Correct Answer: (D) H₂
Explanation: Hydrogen (H₂) has the lowest molar mass of the gases listed. At a given temperature, lighter gas molecules have a higher most probable speed. H₂ molecules on average move faster than Ne, N₂, or O₂ at the same temperature, so H₂’s speed distribution peak is at the highest speed.

Correct Answer: (A) The lighter gas has a broader (more spread-out) distribution of speeds.
Explanation: At a given temperature, a lighter gas (lower molar mass) will have a wider range of molecular speeds – its Maxwell-Boltzmann distribution is more spread out and shifted to higher speeds. A heavier gas has a narrower distribution centered at lower speeds. Thus, the lighter gas also has a greater fraction of molecules at very high speed compared to the heavier gas (contrary to option B). They are not identical (C), and the heavier gas’s peak (most probable speed) is actually lower, not higher (D).

Correct Answer: (A) v_mp < v_avg < v_rms
Explanation: For any gas at a given temperature: the most probable speed is the speed at the peak of the distribution (mode) and is the lowest of these three measures. The average speed is a bit higher than v_mp. The root-mean-square (rms) speed is slightly higher than the average speed. In general, v_mp < v_avg < v_rms for Maxwell-Boltzmann distributions.

Correct Answer: (B) It increases.
Explanation: At higher temperature, the Maxwell-Boltzmann distribution spreads out, and a larger proportion of molecules achieve higher speeds. So the fraction of molecules with very high speeds increases when going from 300 K to 600 K. (Not all molecules double their speed—speeds distribute statistically. The average speed increases by factor √2, and more molecules will have speeds above any given high threshold.)

Correct Answer: (C) The lighter gas has a larger fraction of molecules with very high speeds.
Explanation: At the same temperature, lighter gas molecules (lower molar mass) have a more spread-out speed distribution and a higher tail, meaning a greater proportion of molecules move at very high speeds compared to a heavier gas. The heavier gas’s distribution is narrower and centered at a lower speed (so A and B are incorrect).

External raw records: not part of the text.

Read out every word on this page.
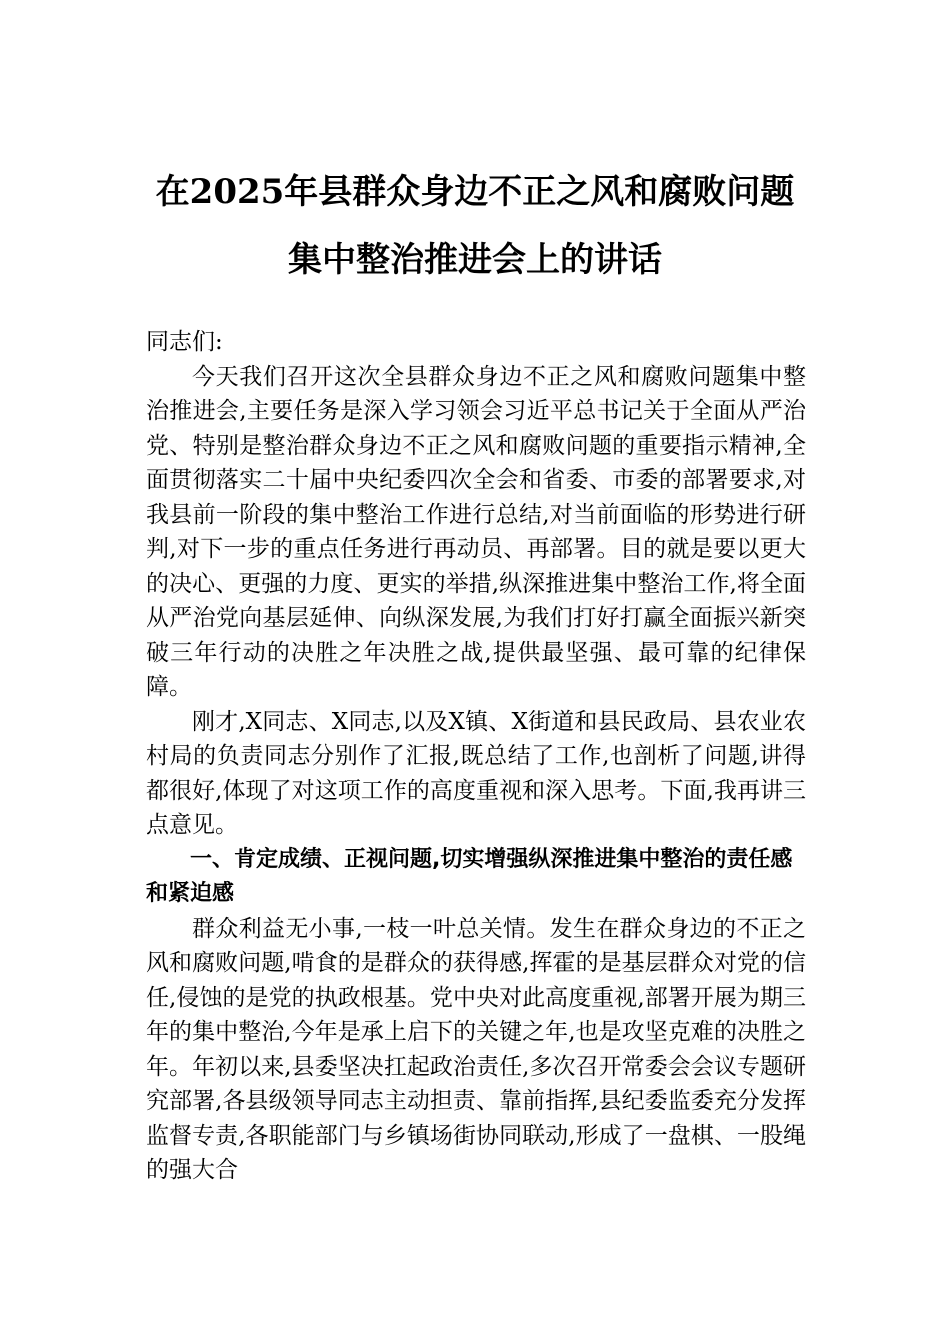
在2025年县群众身边不正之风和腐败问题
集中整治推进会上的讲话

同志们:

今天我们召开这次全县群众身边不正之风和腐败问题集中整治推进会,主要任务是深入学习领会习近平总书记关于全面从严治党、特别是整治群众身边不正之风和腐败问题的重要指示精神,全面贯彻落实二十届中央纪委四次全会和省委、市委的部署要求,对我县前一阶段的集中整治工作进行总结,对当前面临的形势进行研判,对下一步的重点任务进行再动员、再部署。目的就是要以更大的决心、更强的力度、更实的举措,纵深推进集中整治工作,将全面从严治党向基层延伸、向纵深发展,为我们打好打赢全面振兴新突破三年行动的决胜之年决胜之战,提供最坚强、最可靠的纪律保障。

刚才,X同志、X同志,以及X镇、X街道和县民政局、县农业农村局的负责同志分别作了汇报,既总结了工作,也剖析了问题,讲得都很好,体现了对这项工作的高度重视和深入思考。下面,我再讲三点意见。

一、肯定成绩、正视问题,切实增强纵深推进集中整治的责任感和紧迫感

群众利益无小事,一枝一叶总关情。发生在群众身边的不正之风和腐败问题,啃食的是群众的获得感,挥霍的是基层群众对党的信任,侵蚀的是党的执政根基。党中央对此高度重视,部署开展为期三年的集中整治,今年是承上启下的关键之年,也是攻坚克难的决胜之年。年初以来,县委坚决扛起政治责任,多次召开常委会会议专题研究部署,各县级领导同志主动担责、靠前指挥,县纪委监委充分发挥监督专责,各职能部门与乡镇场街协同联动,形成了一盘棋、一股绳的强大合
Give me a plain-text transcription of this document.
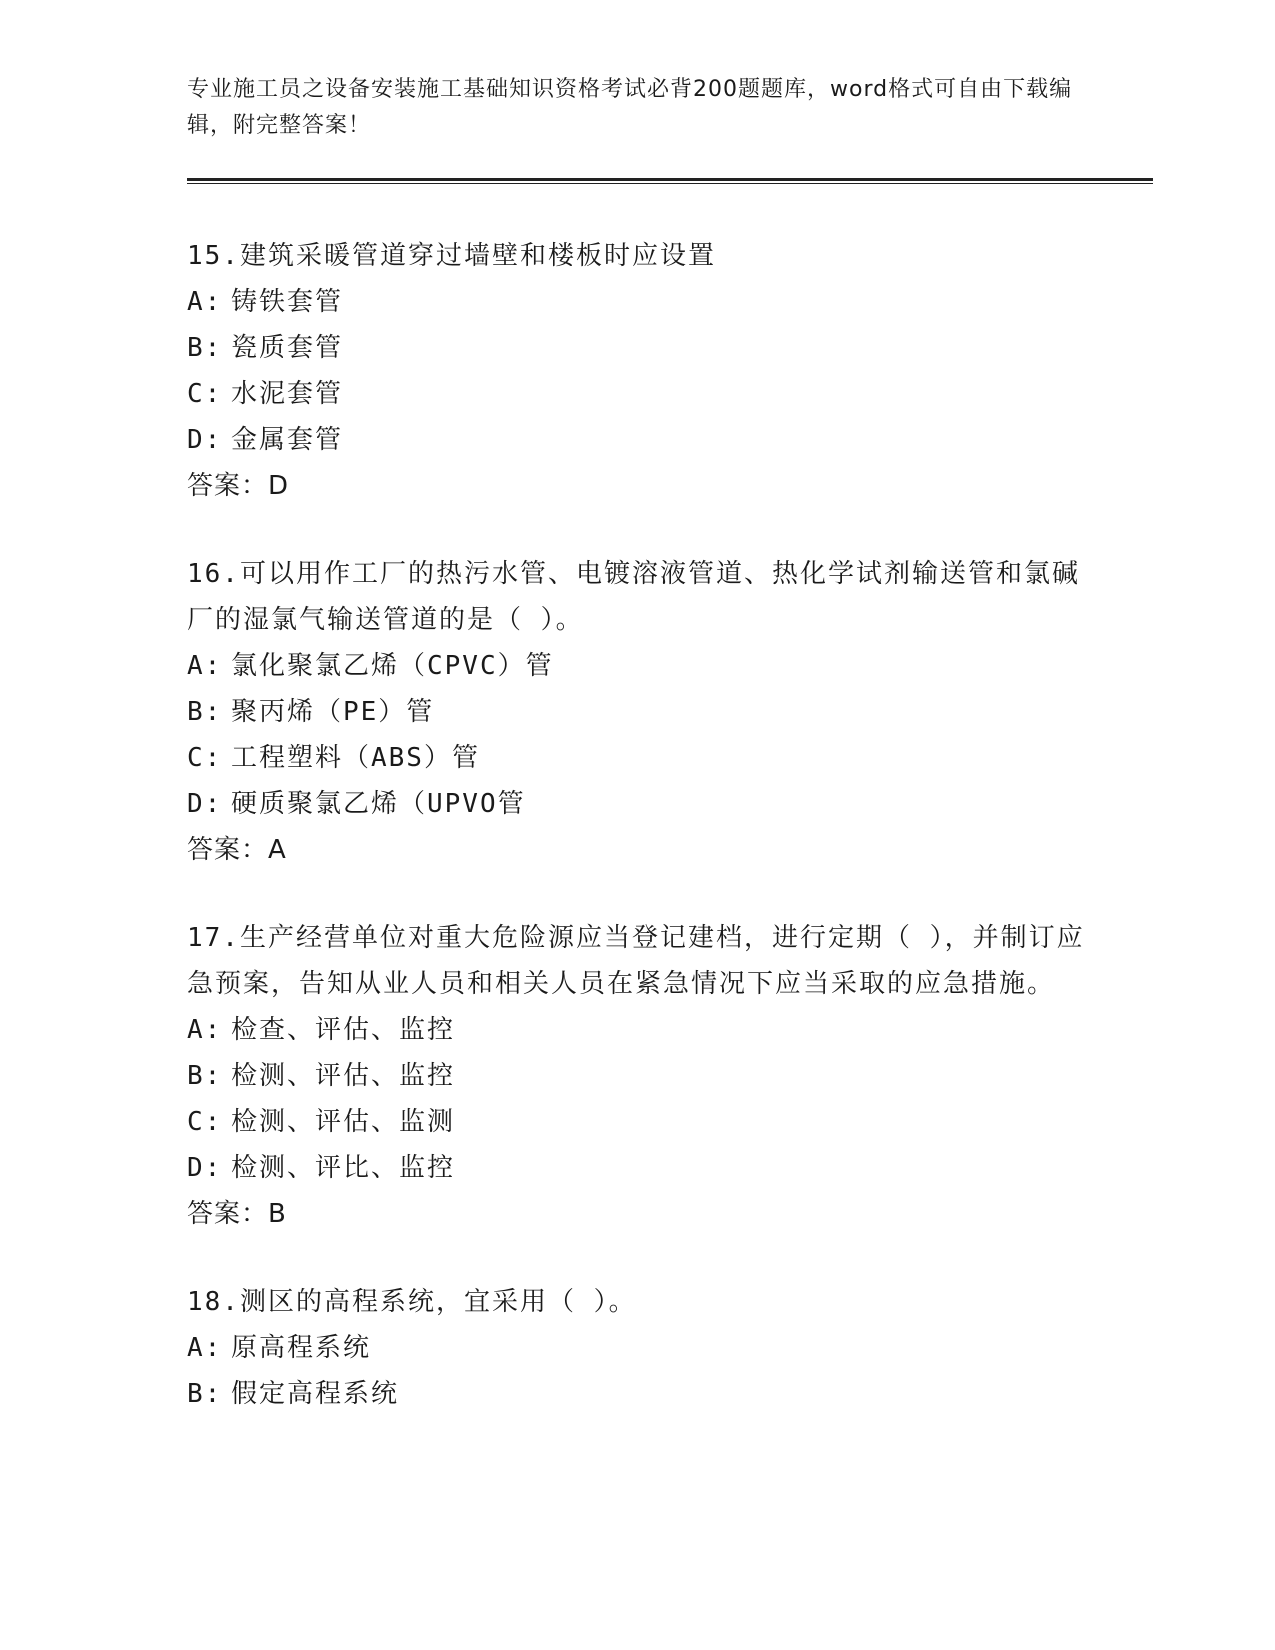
专业施工员之设备安装施工基础知识资格考试必背200题题库，word格式可自由下载编辑，附完整答案！

15.建筑采暖管道穿过墙壁和楼板时应设置

A: 铸铁套管

B: 瓷质套管

C: 水泥套管

D: 金属套管

答案：D

16.可以用作工厂的热污水管、电镀溶液管道、热化学试剂输送管和氯碱厂的湿氯气输送管道的是（ ）。

A: 氯化聚氯乙烯（CPVC）管

B: 聚丙烯（PE）管

C: 工程塑料（ABS）管

D: 硬质聚氯乙烯（UPVO管

答案：A

17.生产经营单位对重大危险源应当登记建档，进行定期（ ），并制订应急预案，告知从业人员和相关人员在紧急情况下应当采取的应急措施。

A: 检查、评估、监控

B: 检测、评估、监控

C: 检测、评估、监测

D: 检测、评比、监控

答案：B

18.测区的高程系统，宜采用（ ）。

A: 原高程系统

B: 假定高程系统
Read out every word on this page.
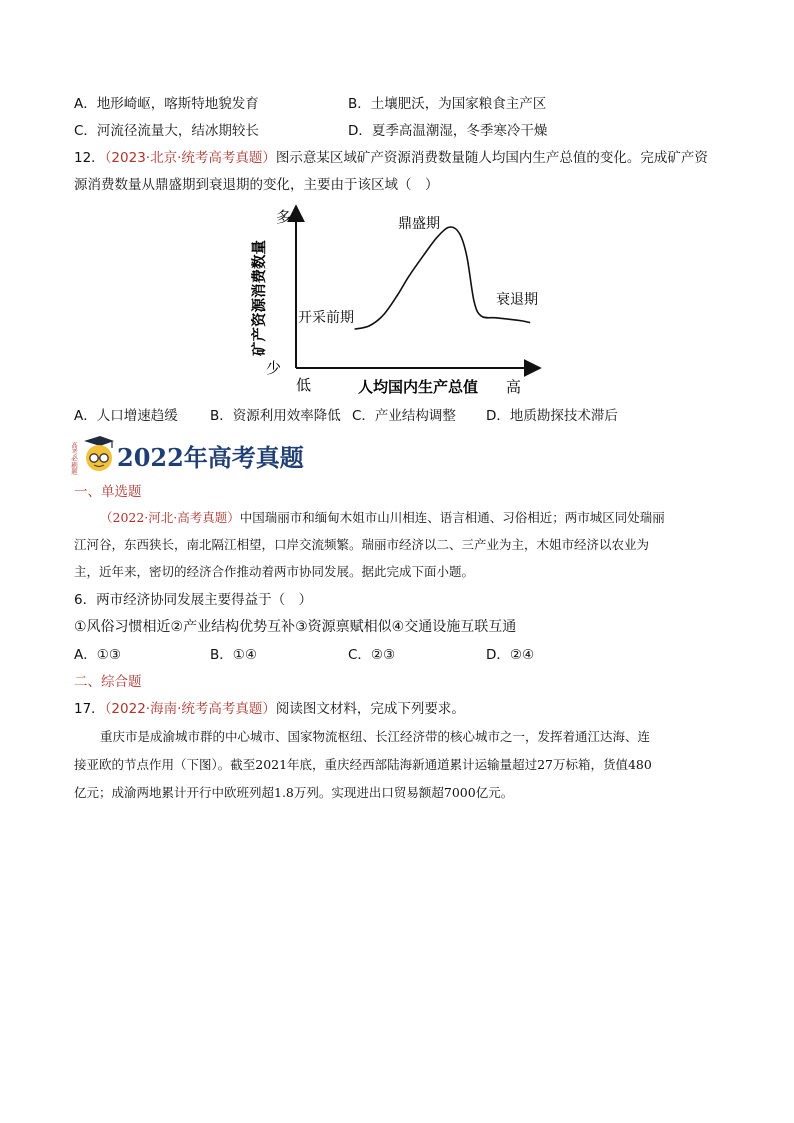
A．地形崎岖，喀斯特地貌发育	B．土壤肥沃，为国家粮食主产区
C．河流径流量大，结冰期较长	D．夏季高温潮湿，冬季寒冷干燥
12．（2023·北京·统考高考真题）图示意某区域矿产资源消费数量随人均国内生产总值的变化。完成矿产资
源消费数量从鼎盛期到衰退期的变化，主要由于该区域（　）
多
少
低	高
人均国内生产总值
矿产资源消费数量 开采前期
鼎盛期
衰退期
A．人口增速趋缓 B．资源利用效率降低 C．产业结构调整 D．地质勘探技术滞后
高考必刷题 2022年高考真题
一、单选题
（2022·河北·高考真题）中国瑞丽市和缅甸木姐市山川相连、语言相通、习俗相近；两市城区同处瑞丽
江河谷，东西狭长，南北隔江相望，口岸交流频繁。瑞丽市经济以二、三产业为主，木姐市经济以农业为
主，近年来，密切的经济合作推动着两市协同发展。据此完成下面小题。
6．两市经济协同发展主要得益于（　）
①风俗习惯相近②产业结构优势互补③资源禀赋相似④交通设施互联互通
A．①③	B．①④	C．②③	D．②④
二、综合题
17．（2022·海南·统考高考真题）阅读图文材料，完成下列要求。
重庆市是成渝城市群的中心城市、国家物流枢纽、长江经济带的核心城市之一，发挥着通江达海、连
接亚欧的节点作用（下图）。截至2021年底，重庆经西部陆海新通道累计运输量超过27万标箱，货值480
亿元；成渝两地累计开行中欧班列超1.8万列。实现进出口贸易额超7000亿元。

Therefore, the gases do not have the same high-speed fraction (D is wrong).

Correct Answer: (B) The volume remains unchanged.
Explanation: Using the combined gas law (P₁V₁/T₁ = P₂V₂/T₂) with P₂ = 2P₁ and T₂ = 2T₁, we get:
2P₁ * V₂ / (2T₁) = P₁ * V₁ / T₁ ⇒ V₂ = V₁. 
The effects of doubling temperature and doubling pressure cancel out, leaving the volume the same as initially.

Correct Answer: (C) Move in straight lines at constant velocity.
Explanation: KMT assumes gas molecules are free of forces between collisions, so they move in straight lines with uniform motion (constant speed and direction) until they collide with another molecule or the wall. There are no significant attractions or repulsions altering their paths (A is false), gravity is negligible on their microscopic motion (B is false), and without collisions or forces they don’t slow down (D is false).

Correct Answer: (C) (C₂H₅)₂O (diethyl ether)
Explanation: Diethyl ether has the weakest intermolecular forces among the choices, resulting in the highest volatility. It has a boiling point of about 35°C and evaporates readily at 25°C (high vapor pressure). Water and ethanol can hydrogen bond (strong IMF) and thus have much lower vapor pressures (water BP 100°C, ethanol 78°C). Hexane (nonpolar) has only LDF but is a larger molecule (BP ~69°C), so it’s less volatile than ether.

Correct Answer: (A) ~2 g/mol
Explanation: By Graham’s law, Rate₁/Rate₂ = √(M₂/M₁). If the unknown effuses 4 times faster than O₂, then:
4 = √(M_O2 / M_unknown). Square both sides: 16 = M_O2 / M_unknown. For O₂, M ≈ 32 g/mol. So 16 = 32 / M_unknown ⇒ M_unknown = 32/16 ≈ 2 g/mol. This is close to the molar mass of H₂ (~2 g/mol), consistent with hydrogen being extremely light and effusing very quickly.

Correct Answer: (D) CO₂
Explanation: At STP, 1 mole of any ideal gas occupies 22.4 L. Thus, gas density at STP is directly proportional to molar mass. Among the choices, CO₂ (≈44 g/mol) has the largest molar mass, so 1 mole (22.4 L) of CO₂ has the greatest mass and thus highest density. (He ~4 g/mol; N₂ ~28 g/mol; O₂ ~32 g/mol.)